The New Deal was imperfect and left out too many
African-Americans and Native Americans, but it was still transformative.
Here in my hometown, Yamhill, the New Deal was an engine of
opportunity. A few farmers had rigged generators on streams, but Roosevelt’s
rural electrification brought almost everyone onto the grid and output soared.
Jobs programs preserved the social fabric and built trails that I hike on every
year. The G.I. Bill of Rights gave local families a shot at education and
homeownership.
Roosevelt’s Public Works Administration provided $27,415 in
1935 (the equivalent of $530,000 today) to help build a high school in Yamhill.
That provided jobs for 90 people on the relief rolls, and it created the school
that I attended and that remains in use today.
In short, the New Deal invested in the potential and
productivity of my little town — and of much of the nation. The returns were
extraordinary.
These kinds of investments in physical infrastructure
(interstate highways) and human capital (state universities and community
colleges) continued under Democratic and Republican presidents alike. They made
America a stronger nation and a better one.
Yet beginning in the 1970s, America took a wrong turn. We
slowed new investments in health and education and embraced a harsh narrative
that people just need to lift themselves up by their bootstraps. We gutted
labor unions, embraced inequality and shrugged as working-class America
disintegrated. Average weekly wages for America’s production workers were
actually lower in December 2020 ($860) than they had been, after adjusting for
inflation, in December 1972 ($902 in today’s money).
What does that mean in human terms? I’ve written about how
one-quarter of the people on my old No. 6 school bus died of drugs, alcohol or
suicide — “deaths of despair.” That number needs to be updated: The toll has
risen to about one-third.
We allocated large sums of taxpayer dollars to incarcerate
my friends and their children. Biden proposes something more humane and
effective — investing in children, families and infrastructure in ways that
echo Roosevelt’s initiatives.
The most important thread of Biden’s program is his plan to
use child allowances to cut America’s child poverty in half. Biden’s main
misstep is that he would end the program in 2025 instead of making it
permanent; Congress should fix that.
The highest return on investment in America today isn’t in
private equity but in early childhood initiatives for disadvantaged kids of all
races. That includes home visitations, lead reduction, pre-K and child care.
Roosevelt started a day care program during World War II to
make it easier for parents to participate in the war economy. It was a huge
success, looking after perhaps half a million children, but it was allowed to
lapse after the war ended.
Biden’s proposal for day care would be a lifeline for young
children who might be neglected. Aside from the wartime model, we have another
in the U.S.: The military operates a high-quality on-base day care system,
because that supports service members in performing their jobs.

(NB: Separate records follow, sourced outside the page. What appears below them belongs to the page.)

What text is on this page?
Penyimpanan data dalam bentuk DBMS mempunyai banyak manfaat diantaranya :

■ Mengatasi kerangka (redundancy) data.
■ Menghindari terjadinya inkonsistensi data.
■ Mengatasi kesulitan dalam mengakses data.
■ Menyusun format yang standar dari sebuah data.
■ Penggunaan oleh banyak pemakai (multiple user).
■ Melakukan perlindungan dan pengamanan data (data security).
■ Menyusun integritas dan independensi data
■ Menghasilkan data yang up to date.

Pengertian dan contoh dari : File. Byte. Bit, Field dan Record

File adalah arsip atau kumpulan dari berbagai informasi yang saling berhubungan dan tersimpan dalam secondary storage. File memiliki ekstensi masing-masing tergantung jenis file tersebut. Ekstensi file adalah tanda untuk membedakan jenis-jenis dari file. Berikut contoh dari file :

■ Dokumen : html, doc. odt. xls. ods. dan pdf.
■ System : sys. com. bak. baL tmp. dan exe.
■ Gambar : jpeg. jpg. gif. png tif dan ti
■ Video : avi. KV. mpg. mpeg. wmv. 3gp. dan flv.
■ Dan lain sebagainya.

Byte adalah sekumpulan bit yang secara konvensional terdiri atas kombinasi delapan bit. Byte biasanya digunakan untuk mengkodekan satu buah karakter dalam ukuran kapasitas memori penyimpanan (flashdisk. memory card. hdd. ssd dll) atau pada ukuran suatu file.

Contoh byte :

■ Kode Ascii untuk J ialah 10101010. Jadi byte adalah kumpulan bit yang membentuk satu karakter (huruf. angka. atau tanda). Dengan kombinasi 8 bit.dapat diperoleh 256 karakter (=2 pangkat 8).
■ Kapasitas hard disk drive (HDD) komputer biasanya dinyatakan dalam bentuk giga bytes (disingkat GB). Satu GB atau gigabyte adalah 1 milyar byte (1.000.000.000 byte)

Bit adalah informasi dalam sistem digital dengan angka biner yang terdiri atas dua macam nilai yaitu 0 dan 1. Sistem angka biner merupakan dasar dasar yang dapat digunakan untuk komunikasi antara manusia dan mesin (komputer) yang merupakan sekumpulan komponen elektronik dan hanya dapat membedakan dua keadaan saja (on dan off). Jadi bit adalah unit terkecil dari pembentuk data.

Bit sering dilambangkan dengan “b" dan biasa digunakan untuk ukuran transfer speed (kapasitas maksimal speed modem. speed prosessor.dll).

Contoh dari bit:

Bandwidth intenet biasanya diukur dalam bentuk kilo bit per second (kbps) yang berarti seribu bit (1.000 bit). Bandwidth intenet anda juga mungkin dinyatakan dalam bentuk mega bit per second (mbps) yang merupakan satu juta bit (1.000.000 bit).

Then there are Biden’s proposed investments in broadband;
that’s today’s version of rural electrification. Likewise, free community
college would enable young people to gain technical skills and earn more money,
strengthening working-class families.
Some Americans worry about the cost of Biden’s program.
That’s a fair concern. Yet this is not an expense but an investment: Our
ability to compete with China will depend less on our military budget, our spy
satellites or our intellectual property protections than on our high school and
college graduation rates. A country cannot succeed when so many of its people
are failing.
As many Americans have criminal records as college degrees.
A baby born in Washington, D.C., has a shorter life expectancy (78 years) than
a baby born in Beijing (82 years). Newborns in 10 counties in Mississippi have
a shorter life expectancy than newborns in Bangladesh. Rather than continue
with Herbert Hoover-style complacency, let’s acknowledge our “grave internal
disorder” and summon a doctor.
The question today, as in the 1930s, is not whether we can afford to make ambitious investments in our people. It’s whether we can afford not to.